Elderly ladies who would intentionally come to the kh drunk and talk really loud, then drive home still drunk and get in accidents (1 an elder's mother).
A pseudo-friend who claimed using nonstick pans or trimming your bikini area wasn't natural and therefore offensive to Jehoopla. And insisted upon wearing bathing suits at every opportunity (imagine a scarf thrown on top of a hedge).

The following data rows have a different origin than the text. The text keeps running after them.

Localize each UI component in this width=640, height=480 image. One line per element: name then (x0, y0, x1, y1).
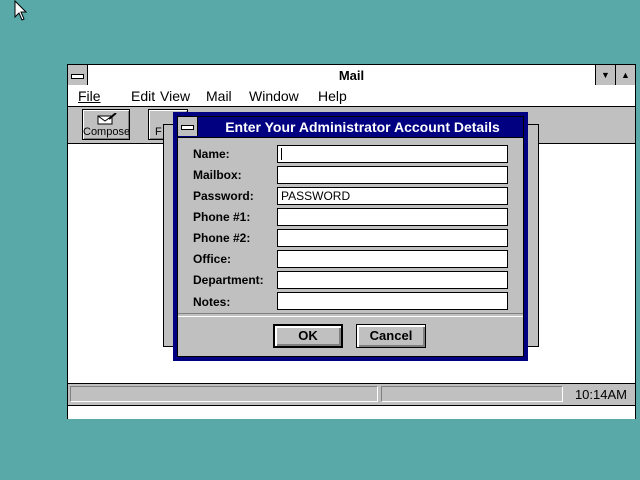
dialog-system-menu-icon[interactable] (178, 117, 198, 136)
password-label: Password: (193, 189, 254, 203)
mailbox-label: Mailbox: (193, 168, 242, 182)
menu-bar: File Edit View Mail Window Help (68, 86, 635, 107)
horizontal-scrollbar[interactable] (68, 405, 635, 419)
menu-view[interactable]: View (160, 88, 190, 104)
status-pane-main (70, 386, 378, 402)
name-label: Name: (193, 147, 230, 161)
mail-title-bar: Mail ▼ ▲ (68, 65, 635, 87)
menu-edit[interactable]: Edit (131, 88, 155, 104)
menu-help[interactable]: Help (318, 88, 347, 104)
office-label: Office: (193, 252, 232, 266)
status-clock: 10:14AM (574, 387, 627, 402)
minimize-button[interactable]: ▼ (595, 65, 615, 85)
department-field[interactable] (277, 271, 508, 289)
compose-label: Compose (83, 126, 131, 138)
compose-button[interactable]: Compose (82, 109, 130, 140)
status-pane-secondary (381, 386, 563, 402)
admin-account-dialog: Enter Your Administrator Account Details… (173, 112, 528, 361)
menu-window[interactable]: Window (249, 88, 299, 104)
ok-button[interactable]: OK (273, 324, 343, 348)
status-bar: 10:14AM (68, 383, 635, 405)
notes-label: Notes: (193, 295, 231, 309)
menu-file[interactable]: File (78, 88, 101, 104)
password-field[interactable]: PASSWORD (277, 187, 508, 205)
department-label: Department: (193, 273, 264, 287)
phone1-label: Phone #1: (193, 210, 251, 224)
phone2-field[interactable] (277, 229, 508, 247)
notes-field[interactable] (277, 292, 508, 310)
compose-icon (97, 113, 117, 125)
mailbox-field[interactable] (277, 166, 508, 184)
maximize-button[interactable]: ▲ (615, 65, 635, 85)
dialog-title: Enter Your Administrator Account Details (225, 119, 500, 135)
phone1-field[interactable] (277, 208, 508, 226)
office-field[interactable] (277, 250, 508, 268)
dialog-title-bar: Enter Your Administrator Account Details (178, 117, 523, 138)
name-field[interactable] (277, 145, 508, 163)
dialog-divider (178, 313, 523, 317)
mouse-pointer-icon (14, 0, 28, 21)
menu-mail[interactable]: Mail (206, 88, 232, 104)
cancel-button[interactable]: Cancel (356, 324, 426, 348)
mail-window-title: Mail (338, 68, 365, 83)
phone2-label: Phone #2: (193, 231, 251, 245)
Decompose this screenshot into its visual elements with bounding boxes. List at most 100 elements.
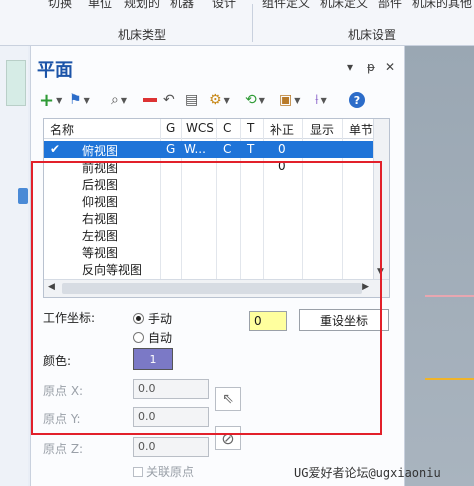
panel-title: 平面: [37, 60, 73, 81]
cell-name: 等视图: [82, 246, 119, 260]
flag-icon[interactable]: ⚑ ▼: [69, 90, 90, 110]
axis-icon[interactable]: ⟊ ▼: [315, 90, 327, 110]
tab-marker[interactable]: [18, 188, 28, 204]
cell-wcs: W...: [184, 142, 206, 156]
ribbon-group-machine-type: 机床类型: [118, 28, 167, 42]
ribbon-label[interactable]: 单位: [88, 0, 112, 11]
cell-name: 后视图: [82, 178, 119, 192]
scroll-thumb[interactable]: [62, 283, 362, 294]
planes-grid: 名称 G WCS C T 补正 显示 单节 ✔ 俯视图 G W... C T 0 前视图 0 后视…: [43, 118, 390, 298]
ribbon-label[interactable]: 机器: [170, 0, 194, 11]
link-origin-label: 关联原点: [146, 465, 195, 479]
radio-auto-label: 自动: [148, 331, 173, 345]
work-coord-label: 工作坐标:: [43, 311, 96, 325]
column-header-name[interactable]: 名称: [50, 121, 74, 138]
color-swatch-button[interactable]: 1: [133, 348, 173, 370]
table-row[interactable]: 仰视图: [44, 192, 374, 209]
ribbon-label[interactable]: 组件定义: [262, 0, 310, 11]
cell-offset: 0: [278, 142, 286, 156]
ribbon: 切换 单位 规划的 机器 设计 组件定义 机床定义 部件 机床的其他 机床类型 …: [0, 0, 474, 46]
origin-y-field[interactable]: 0.0: [133, 407, 209, 427]
reset-coord-button[interactable]: 重设坐标: [299, 309, 389, 331]
left-strip: [0, 46, 28, 486]
scroll-right-icon[interactable]: ▶: [362, 282, 369, 292]
help-icon[interactable]: ?: [349, 90, 365, 110]
table-row[interactable]: 左视图: [44, 226, 374, 243]
graphics-viewport[interactable]: [405, 46, 474, 486]
cell-g: G: [166, 142, 176, 156]
origin-z-field[interactable]: 0.0: [133, 437, 209, 457]
watermark: UG爱好者论坛@ugxiaoniu: [294, 466, 441, 480]
scroll-left-icon[interactable]: ◀: [48, 282, 55, 292]
radio-dot: [133, 313, 144, 324]
edge-line: [425, 295, 474, 297]
cell-check: ✔: [50, 142, 61, 156]
horizontal-scrollbar[interactable]: ◀ ▶: [44, 279, 389, 297]
thumbnail[interactable]: [6, 60, 26, 106]
column-header-t[interactable]: T: [247, 121, 254, 135]
origin-x-label: 原点 X:: [43, 384, 84, 398]
table-row[interactable]: 右视图: [44, 209, 374, 226]
column-header-display[interactable]: 显示: [310, 121, 334, 138]
sheet-icon[interactable]: ▤: [185, 90, 198, 110]
ribbon-label[interactable]: 机床的其他: [412, 0, 472, 11]
table-row[interactable]: 前视图 0: [44, 158, 374, 175]
cell-name: 俯视图: [82, 144, 119, 158]
origin-y-label: 原点 Y:: [43, 412, 81, 426]
radio-dot: [133, 332, 144, 343]
column-header-wcs[interactable]: WCS: [186, 121, 214, 135]
radio-manual[interactable]: 手动: [133, 310, 172, 327]
origin-z-label: 原点 Z:: [43, 442, 84, 456]
link-origin-checkbox[interactable]: 关联原点: [133, 463, 194, 480]
vertical-scrollbar[interactable]: ▼: [373, 119, 389, 279]
cell-name: 右视图: [82, 212, 119, 226]
checkbox-box: [133, 466, 143, 477]
cell-name: 左视图: [82, 229, 119, 243]
ribbon-label[interactable]: 部件: [378, 0, 402, 11]
panel-menu-icon[interactable]: ▾: [347, 60, 353, 74]
cursor-icon: ⇖: [222, 391, 234, 407]
ribbon-label[interactable]: 规划的: [124, 0, 160, 11]
ribbon-group-machine-settings: 机床设置: [348, 28, 397, 42]
plane-manager-panel: 平面 ▾ ᵽ ✕ + ▼ ⚑ ▼ ⌕ ▼ ↶ ▤ ⚙ ▼ ⟲ ▼ ▣ ▼ ⟊ ▼ ? 名称 G…: [30, 46, 405, 486]
column-header-offset[interactable]: 补正: [270, 121, 294, 138]
ribbon-label[interactable]: 机床定义: [320, 0, 368, 11]
ribbon-separator: [252, 4, 253, 42]
clear-button[interactable]: ⊘: [215, 426, 241, 450]
panel-pin-icon[interactable]: ᵽ: [367, 60, 375, 74]
column-header-g[interactable]: G: [166, 121, 175, 135]
cell-name: 前视图: [82, 161, 119, 175]
column-header-block[interactable]: 单节: [349, 121, 373, 138]
ribbon-label[interactable]: 切换: [48, 0, 72, 11]
gear-icon[interactable]: ⚙ ▼: [209, 90, 230, 110]
origin-x-field[interactable]: 0.0: [133, 379, 209, 399]
scroll-down-icon[interactable]: ▼: [377, 267, 384, 277]
undo-icon[interactable]: ↶: [163, 90, 175, 110]
column-header-c[interactable]: C: [223, 121, 231, 135]
pick-point-button[interactable]: ⇖: [215, 387, 241, 411]
line-icon[interactable]: [143, 90, 157, 110]
edge-line: [425, 378, 474, 380]
table-row[interactable]: 后视图: [44, 175, 374, 192]
radio-auto[interactable]: 自动: [133, 329, 172, 346]
color-label: 颜色:: [43, 354, 72, 368]
refresh-icon[interactable]: ⟲ ▼: [245, 90, 265, 110]
grid-header: 名称 G WCS C T 补正 显示 单节: [44, 119, 374, 139]
toolbar: + ▼ ⚑ ▼ ⌕ ▼ ↶ ▤ ⚙ ▼ ⟲ ▼ ▣ ▼ ⟊ ▼ ?: [39, 90, 399, 112]
radio-manual-label: 手动: [148, 312, 173, 326]
cell-c: C: [223, 142, 232, 156]
cell-name: 反向等视图: [82, 263, 143, 277]
add-icon[interactable]: + ▼: [39, 90, 62, 111]
zoom-icon[interactable]: ⌕ ▼: [111, 90, 127, 110]
work-coord-input[interactable]: 0: [249, 311, 287, 331]
cell-t: T: [247, 142, 255, 156]
no-icon: ⊘: [221, 428, 235, 448]
table-row[interactable]: 反向等视图: [44, 260, 374, 277]
panel-close-icon[interactable]: ✕: [385, 60, 395, 74]
box-icon[interactable]: ▣ ▼: [279, 90, 300, 110]
table-row[interactable]: ✔ 俯视图 G W... C T 0: [44, 141, 374, 158]
cell-name: 仰视图: [82, 195, 119, 209]
table-row[interactable]: 等视图: [44, 243, 374, 260]
ribbon-label[interactable]: 设计: [212, 0, 236, 11]
cell-offset: 0: [278, 159, 286, 173]
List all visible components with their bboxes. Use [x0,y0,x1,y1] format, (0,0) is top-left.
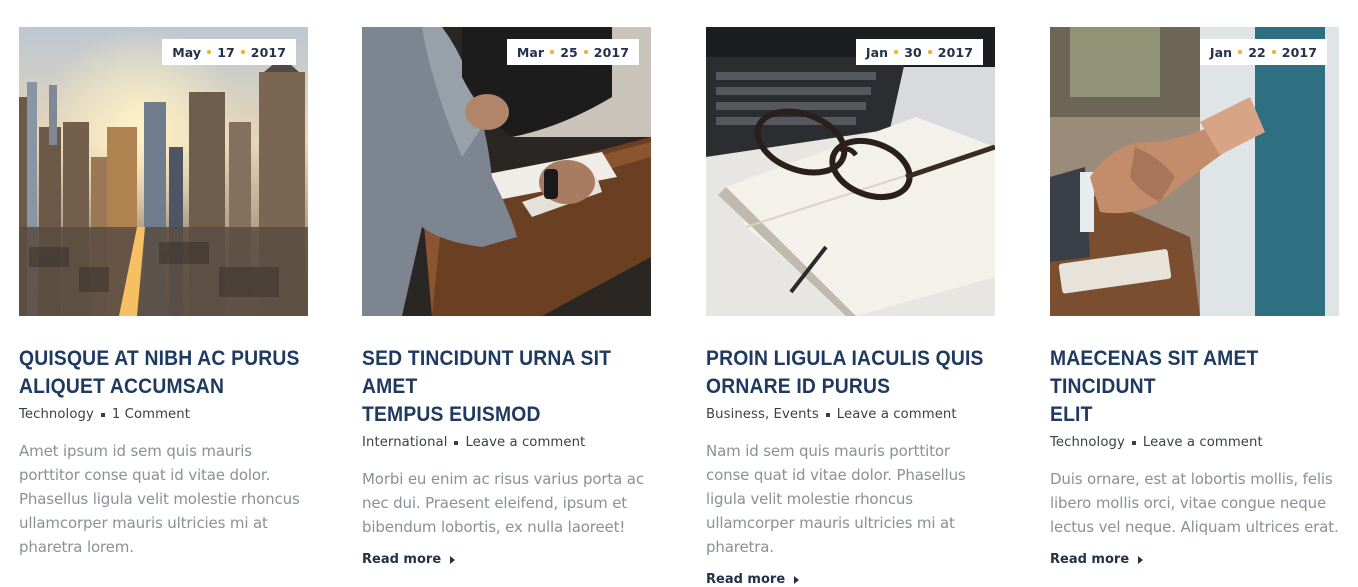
date-day: 25 [560,44,578,60]
date-month: Mar [516,44,545,60]
read-more-link[interactable]: Read more [1050,552,1339,567]
post-excerpt: Morbi eu enim ac risus varius porta ac n… [362,470,644,536]
post-meta: International Leave a comment [362,435,651,450]
read-more-label[interactable]: Read more [1050,552,1129,567]
post-thumbnail-glasses[interactable]: Jan 30 2017 [706,27,995,316]
post-title-line[interactable]: TEMPUS EUISMOD [362,401,656,429]
date-month: Jan [865,44,889,60]
dot-separator [207,50,212,54]
post-excerpt: Duis ornare, est at lobortis mollis, fel… [1050,470,1339,536]
date-year: 2017 [937,44,973,60]
meta-separator [100,412,105,417]
blog-post-card: Jan 30 2017 PROIN LIGULA IACULIS QUIS OR… [706,27,995,587]
date-year: 2017 [1281,44,1317,60]
date-year: 2017 [593,44,629,60]
person-writing-image [362,27,651,316]
post-comments-link[interactable]: Leave a comment [1143,435,1263,450]
post-comments-link[interactable]: Leave a comment [837,407,957,422]
post-excerpt: Amet ipsum id sem quis mauris porttitor … [19,442,300,556]
caret-right-icon[interactable] [794,575,800,584]
read-more-label[interactable]: Read more [706,572,785,587]
meta-separator [454,440,459,445]
post-title-line[interactable]: ALIQUET ACCUMSAN [19,373,313,401]
city-skyline-image [19,27,308,316]
dot-separator [1238,50,1243,54]
read-more-link[interactable]: Read more [362,552,651,567]
post-title-line[interactable]: QUISQUE AT NIBH AC PURUS [19,345,313,373]
post-category-link[interactable]: Technology [1050,435,1125,450]
post-date-badge: Jan 22 2017 [1199,39,1327,65]
blog-post-card: May 17 2017 QUISQUE AT NIBH AC PURUS ALI… [19,27,308,559]
post-title-line[interactable]: ORNARE ID PURUS [706,373,1000,401]
post-title-line[interactable]: MAECENAS SIT AMET TINCIDUNT [1050,345,1344,401]
post-title-line[interactable]: PROIN LIGULA IACULIS QUIS [706,345,1000,373]
blog-post-card: Mar 25 2017 SED TINCIDUNT URNA SIT AMET … [362,27,651,567]
post-thumbnail-desk[interactable]: Mar 25 2017 [362,27,651,316]
post-date-badge: Jan 30 2017 [855,39,983,65]
date-year: 2017 [250,44,286,60]
dot-separator [894,50,899,54]
post-excerpt: Nam id sem quis mauris porttitor conse q… [706,442,966,556]
post-title[interactable]: QUISQUE AT NIBH AC PURUS ALIQUET ACCUMSA… [19,345,313,401]
post-title[interactable]: SED TINCIDUNT URNA SIT AMET TEMPUS EUISM… [362,345,656,429]
post-date-badge: Mar 25 2017 [506,39,639,65]
date-month: May [172,44,202,60]
meta-separator [1131,440,1136,445]
dot-separator [927,50,932,54]
post-category-link[interactable]: International [362,435,447,450]
dot-separator [1271,50,1276,54]
post-comments-link[interactable]: Leave a comment [465,435,585,450]
post-category-link[interactable]: Technology [19,407,94,422]
date-day: 17 [217,44,235,60]
post-date-badge: May 17 2017 [162,39,296,65]
dot-separator [240,50,245,54]
post-meta: Technology 1 Comment [19,407,308,422]
date-month: Jan [1209,44,1233,60]
post-title[interactable]: PROIN LIGULA IACULIS QUIS ORNARE ID PURU… [706,345,1000,401]
post-meta: Technology Leave a comment [1050,435,1339,450]
caret-right-icon[interactable] [1138,555,1144,564]
caret-right-icon[interactable] [450,555,456,564]
post-title-line[interactable]: SED TINCIDUNT URNA SIT AMET [362,345,656,401]
blog-post-card: Jan 22 2017 MAECENAS SIT AMET TINCIDUNT … [1050,27,1339,567]
post-meta: Business, Events Leave a comment [706,407,995,422]
meta-separator [825,412,830,417]
glasses-notebook-image [706,27,995,316]
post-category-link[interactable]: Business, Events [706,407,819,422]
read-more-link[interactable]: Read more [706,572,995,587]
post-thumbnail-city[interactable]: May 17 2017 [19,27,308,316]
dot-separator [550,50,555,54]
date-day: 22 [1248,44,1266,60]
post-thumbnail-handshake[interactable]: Jan 22 2017 [1050,27,1339,316]
handshake-image [1050,27,1339,316]
post-comments-link[interactable]: 1 Comment [112,407,190,422]
post-title[interactable]: MAECENAS SIT AMET TINCIDUNT ELIT [1050,345,1344,429]
date-day: 30 [904,44,922,60]
read-more-label[interactable]: Read more [362,552,441,567]
dot-separator [583,50,588,54]
post-title-line[interactable]: ELIT [1050,401,1344,429]
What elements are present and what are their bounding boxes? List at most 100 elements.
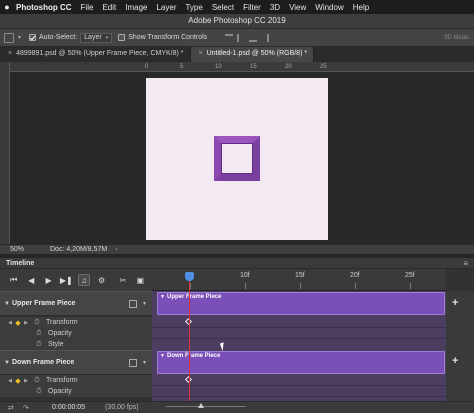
timeline-controls: ⏮ ◀ ▶ ▶❚ ♫ ⚙ ✂ ▣ — [0, 269, 152, 291]
next-frame-icon[interactable]: ▶❚ — [60, 274, 73, 286]
convert-frame-icon[interactable]: ⇄ — [8, 404, 17, 412]
timeline-header: Timeline ≡ — [0, 258, 474, 269]
playhead-handle[interactable] — [185, 272, 194, 281]
auto-select-checkbox[interactable] — [29, 34, 37, 41]
menu-image[interactable]: Image — [125, 3, 147, 12]
vertical-ruler — [0, 62, 10, 245]
zoom-level[interactable]: 50% — [10, 246, 50, 253]
ruler-tick: 20 — [285, 64, 292, 70]
menu-bar: ● Photoshop CC File Edit Image Layer Typ… — [0, 0, 474, 14]
track-divider — [152, 327, 446, 328]
add-media-button[interactable]: + — [452, 297, 458, 309]
layer-name: Upper Frame Piece — [12, 300, 76, 307]
frame-label: 10f — [240, 272, 250, 279]
stopwatch-icon[interactable]: ⏱ — [34, 388, 44, 396]
expand-triangle-icon[interactable]: ▼ — [2, 360, 12, 366]
next-keyframe-icon[interactable]: ▶ — [22, 320, 30, 326]
expand-triangle-icon[interactable]: ▼ — [2, 301, 12, 307]
menu-window[interactable]: Window — [315, 3, 343, 12]
close-icon[interactable]: × — [199, 50, 203, 57]
auto-select-dropdown[interactable]: Layer ▾ — [80, 32, 113, 43]
align-top-icon[interactable] — [225, 33, 234, 42]
timeline-title[interactable]: Timeline — [6, 260, 34, 267]
next-keyframe-icon[interactable]: ▶ — [22, 378, 30, 384]
transition-icon[interactable]: ▣ — [135, 274, 146, 286]
playhead-line[interactable] — [189, 281, 190, 401]
align-left-icon[interactable] — [237, 33, 245, 42]
timecode[interactable]: 0:00:00:05 — [52, 404, 85, 411]
menu-filter[interactable]: Filter — [243, 3, 261, 12]
keyframe-icon[interactable]: ◆ — [14, 377, 22, 385]
menu-3d[interactable]: 3D — [270, 3, 280, 12]
property-row-style[interactable]: ⏱ Style — [0, 339, 152, 350]
property-name: Opacity — [48, 330, 72, 337]
clip-down-frame-piece[interactable]: ▼ Down Frame Piece — [157, 351, 445, 374]
prev-frame-icon[interactable]: ◀ — [25, 274, 36, 286]
timeline-zoom-slider[interactable] — [166, 406, 246, 407]
keyframe-icon[interactable]: ◆ — [14, 319, 22, 327]
ruler-tick: 25 — [320, 64, 327, 70]
tool-preset-chevron-icon[interactable]: ▾ — [18, 34, 21, 41]
chevron-down-icon[interactable]: ▾ — [143, 300, 146, 307]
property-row-transform[interactable]: ◀ ◆ ▶ ⏱ Transform — [0, 317, 152, 328]
ruler-tick-mark — [190, 283, 191, 289]
clip-label: Upper Frame Piece — [167, 294, 222, 300]
prev-keyframe-icon[interactable]: ◀ — [6, 320, 14, 326]
apple-icon[interactable]: ● — [0, 2, 14, 12]
status-menu-arrow-icon[interactable]: › — [115, 246, 117, 253]
align-bottom-icon[interactable] — [249, 34, 258, 42]
add-media-button[interactable]: + — [452, 355, 458, 367]
play-icon[interactable]: ▶ — [43, 274, 54, 286]
layer-row-down-frame-piece[interactable]: ▼ Down Frame Piece ▾ — [0, 350, 152, 375]
frame-label: 20f — [350, 272, 360, 279]
align-buttons — [225, 33, 270, 42]
render-video-icon[interactable]: ↷ — [23, 404, 32, 412]
first-frame-icon[interactable]: ⏮ — [8, 274, 19, 286]
clip-collapse-icon[interactable]: ▼ — [160, 294, 165, 300]
doc-tab-4899891[interactable]: × 4899891.psd @ 50% (Upper Frame Piece, … — [0, 47, 191, 62]
settings-icon[interactable]: ⚙ — [96, 274, 107, 286]
property-row-opacity[interactable]: ⏱ Opacity — [0, 328, 152, 339]
app-name-menu[interactable]: Photoshop CC — [16, 3, 72, 12]
close-icon[interactable]: × — [8, 50, 12, 57]
property-row-opacity[interactable]: ⏱ Opacity — [0, 386, 152, 397]
split-icon[interactable]: ✂ — [117, 274, 128, 286]
timeline-footer: ⇄ ↷ 0:00:00:05 (30,00 fps) — [0, 401, 474, 413]
show-transform-checkbox[interactable] — [118, 34, 126, 41]
property-name: Opacity — [48, 388, 72, 395]
filmstrip-icon[interactable] — [128, 358, 137, 367]
align-right-icon[interactable] — [261, 33, 270, 42]
menu-view[interactable]: View — [289, 3, 306, 12]
purple-frame-shape[interactable] — [214, 136, 260, 181]
menu-edit[interactable]: Edit — [102, 3, 116, 12]
status-bar: 50% Doc: 4,20M/8,57M › — [0, 244, 474, 254]
stopwatch-icon[interactable]: ⏱ — [34, 330, 44, 338]
clip-upper-frame-piece[interactable]: ▼ Upper Frame Piece — [157, 292, 445, 315]
clip-collapse-icon[interactable]: ▼ — [160, 353, 165, 359]
menu-select[interactable]: Select — [212, 3, 234, 12]
menu-type[interactable]: Type — [185, 3, 202, 12]
doc-tab-untitled-1[interactable]: × Untitled-1.psd @ 50% (RGB/8) * — [190, 47, 315, 62]
stopwatch-icon[interactable]: ⏱ — [32, 377, 42, 385]
menu-help[interactable]: Help — [353, 3, 369, 12]
track-divider — [152, 338, 446, 339]
filmstrip-icon[interactable] — [128, 299, 137, 308]
timeline-ruler[interactable]: 10f 15f 20f 25f — [152, 269, 446, 291]
ruler-tick-mark — [410, 283, 411, 289]
property-row-transform[interactable]: ◀ ◆ ▶ ⏱ Transform — [0, 375, 152, 386]
stopwatch-icon[interactable]: ⏱ — [34, 341, 44, 349]
menu-icon[interactable]: ≡ — [463, 259, 468, 268]
title-bar: Adobe Photoshop CC 2019 — [0, 14, 474, 29]
clip-label: Down Frame Piece — [167, 353, 221, 359]
prev-keyframe-icon[interactable]: ◀ — [6, 378, 14, 384]
chevron-down-icon[interactable]: ▾ — [143, 359, 146, 366]
audio-icon[interactable]: ♫ — [78, 274, 90, 286]
stopwatch-icon[interactable]: ⏱ — [32, 319, 42, 327]
menu-layer[interactable]: Layer — [156, 3, 176, 12]
ruler-tick-mark — [355, 283, 356, 289]
zoom-slider-knob[interactable] — [198, 403, 204, 408]
move-tool-icon[interactable] — [4, 32, 14, 43]
menu-file[interactable]: File — [81, 3, 94, 12]
layer-row-upper-frame-piece[interactable]: ▼ Upper Frame Piece ▾ — [0, 291, 152, 316]
ruler-tick-mark — [245, 283, 246, 289]
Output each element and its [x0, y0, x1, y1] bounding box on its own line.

Then there was the obese, junk food addicted pioneer iridologist chakra reader who would diagnose and treat medical illnesses without a license. She claimed to have a metabolic disorder, causing her obesity, but her coworkers rifled through her desk and found lots of Snickers. (1 sista pointed out that if her techniques were so great, why is she so heavy?)
An ex-stripper who ate dinner at our house weekly and kept telling my parents she hated us. She told us stories of how she picked up men in bars and liked handlebar mustaches.
A thrice-dfd woman who repeatedly said, "I have a large sexual appetite and Jehovah should provide me a husband." My mother would say He did give you a husband and you divorced him. There are conversations that should not take place in front of children. I still hate the term "sexual appetite".
The teenager who married a man 20 years her senior because, according to her, she wanted someone to tell her what to do. Even the jehohos were gossiping about that.